Ironically, the Bus and Coach Council's Future of the Bus Campaign supports the idea of threeyear planning agreements, as it .believes they will bring more stability to the industry. But neither the BCC nor representatives of the PTEs were able to comment on Mr Morgan's "threat" as we closed for press on Tuesday.

Mr Morgan indicated, however, that he was not enamoured of the BCC's support for that part of the Bill, and commented: "They don't have to fight elections." He added that West Midlands is opposed totally to the Bill, and believes that it will do nothing to create more stability in the industry. And on a more parochial note, he said that the council considers that £11 per head support being suggested for West Midlands was unnecessarily low by comparison with the £19 average for the other five metropolitan counties.

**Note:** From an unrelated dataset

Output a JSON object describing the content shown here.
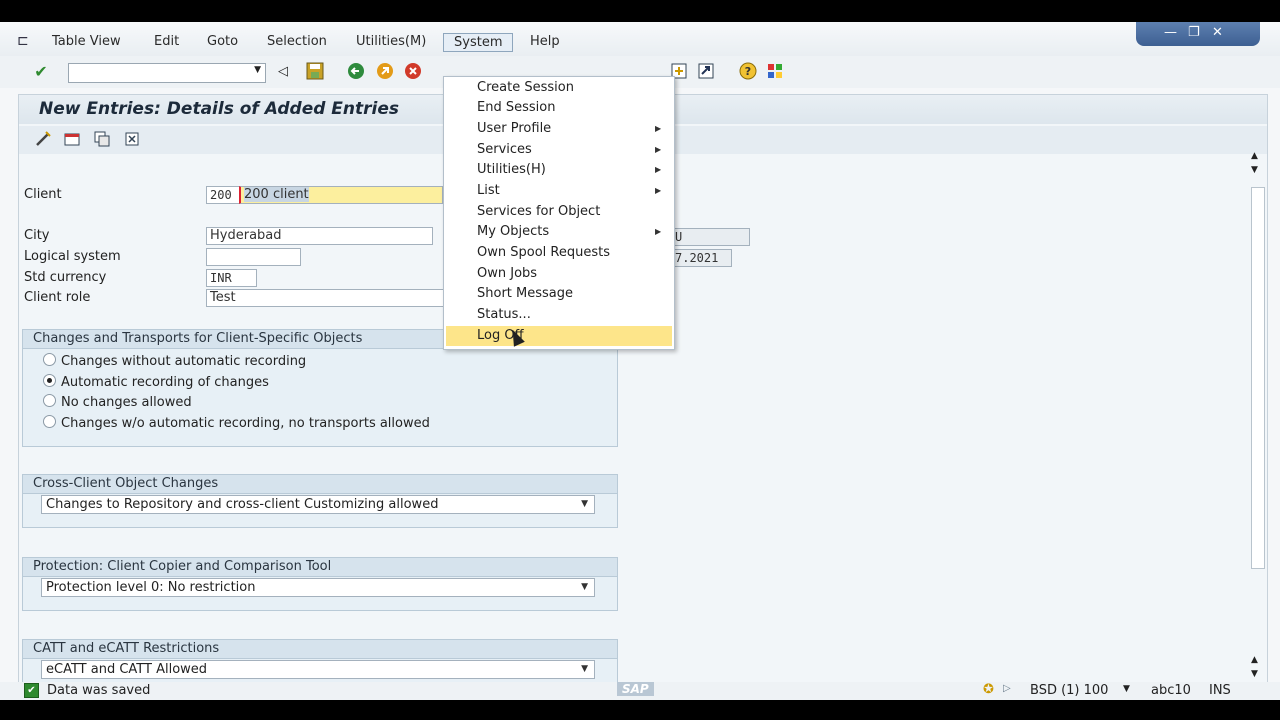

West Midlands is now making a catalogue of the measures it has taken to implement the 1968 Transport Act, and will present this to Counsel in around two weeks. It will then seek an informal opinion of how best to oppose the Bill.

All of the metropolitan counties and the Greater London Council were represented on an Association of Metropolitan Counties delegation which met Transport Secretary David Howell last week.

Afterwards, transport committee chairman Jack Graham said that Mr Howell said nothing to allay the AMA's fears about the Bill.

The AMA is devoting a massive effort towards opposing the Bill and several of its officers are spending most of their time on it. It has been co-operating with trade union campaigners in Merseyside and Tyne and Wear, and expects to intensify its campaign in West and South Yorkshire.

And the counties have also lost no time in driving the message into Mr Howell's own Guildford constituency by involving unions at Hestair Dennis which builds most of South Yorkshire's buses.